I don't think that's very fair, to be honest. Stephen King has created thousands of characters, and his ability to make them seem like unique individuals, to give them their own personalities and have about the same amount of repetition of characteristics you'd see in a thousand real people, that takes no small amount of creativity.
Whatever his other flaws as a writer, I don't think it's less creative to have a casual style of prose. It takes effort to make even the simple be effective.
If anything, I would look to an example of a writer who does precisely the opposite: Philip Roth. "The Human Stain" is a fantastic story with very interesting and fleshed-out characters. In spite of the criticism that follows, I recommend it highly. That criticism is, it's a read that is difficult for me to swallow because every single character talks using complex, run-on sentences overloaded with emphasis and big-deal vocabulary. Not only does it make every character sound far too similar to each other, but it just doesn't make any sense when you have an illiterate janitor speaking with the sale eloquence and verbosity as the extremely educated university dean with whom she is romantically-involved. Naturally, her brutal and insane ex-husband has dialogue which reads just like this.
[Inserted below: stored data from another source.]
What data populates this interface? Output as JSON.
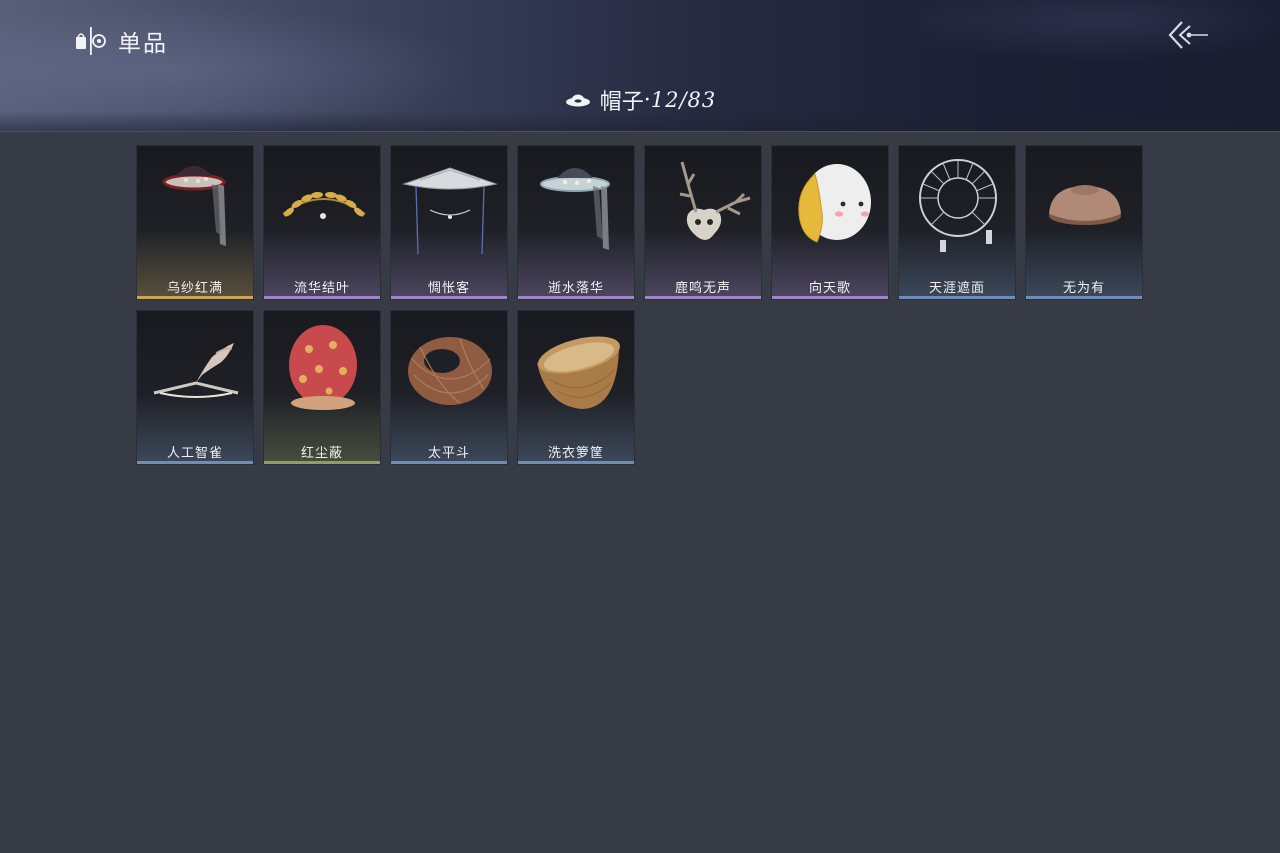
{
  "header": {
    "section_title": "单品",
    "section_icon": "wardrobe-icon",
    "back_icon": "back-arrow-icon"
  },
  "category": {
    "icon": "hat-icon",
    "name": "帽子",
    "separator": "·",
    "count": "12/83"
  },
  "rarity_colors": {
    "gold": "#c9a55a",
    "purple": "#9f86c4",
    "blue": "#6f8db5",
    "green": "#8ea05c"
  },
  "items": [
    {
      "name": "乌纱红满",
      "rarity": "gold",
      "icon": "veiled-hat-icon"
    },
    {
      "name": "流华结叶",
      "rarity": "purple",
      "icon": "golden-laurel-icon"
    },
    {
      "name": "惆怅客",
      "rarity": "purple",
      "icon": "conical-veil-hat-icon"
    },
    {
      "name": "逝水落华",
      "rarity": "purple",
      "icon": "jeweled-veil-hat-icon"
    },
    {
      "name": "鹿鸣无声",
      "rarity": "purple",
      "icon": "deer-skull-icon"
    },
    {
      "name": "向天歌",
      "rarity": "purple",
      "icon": "duck-hood-icon"
    },
    {
      "name": "天涯遮面",
      "rarity": "blue",
      "icon": "wire-cage-hat-icon"
    },
    {
      "name": "无为有",
      "rarity": "blue",
      "icon": "wooden-bowl-hat-icon"
    },
    {
      "name": "人工智雀",
      "rarity": "blue",
      "icon": "bird-figure-icon"
    },
    {
      "name": "红尘蔽",
      "rarity": "green",
      "icon": "red-hood-icon"
    },
    {
      "name": "太平斗",
      "rarity": "blue",
      "icon": "woven-basket-icon"
    },
    {
      "name": "洗衣箩筐",
      "rarity": "blue",
      "icon": "laundry-basket-icon"
    }
  ]
}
They don't engage in dialog with one another so much as they engage in an exchange of rants that sometimes go on for so long that, by the time the character stops talking, I didn't even remember what was going on when he started. This self-indulgent style of writing makes the characters seem less real to me, and it's harder to identify with them, because people just don't interact with each other the way they do in this book.
Simple is not inferior.
I don't think any style is better than any other, of art or writing or music. I only care that it is of high quality, good enough to attract my attention, and interesting enough to keep it. I'm not ashamed in the slightest to admit that my favorite style of visual art is most often found on sci-fi and fantasy book covers pre-1980. I don't think Rembrandt is better than Edward Hopper. I don't think Mozart is better than Chad VanGaalen. They all have different styles that I appreciate equally for different reasons.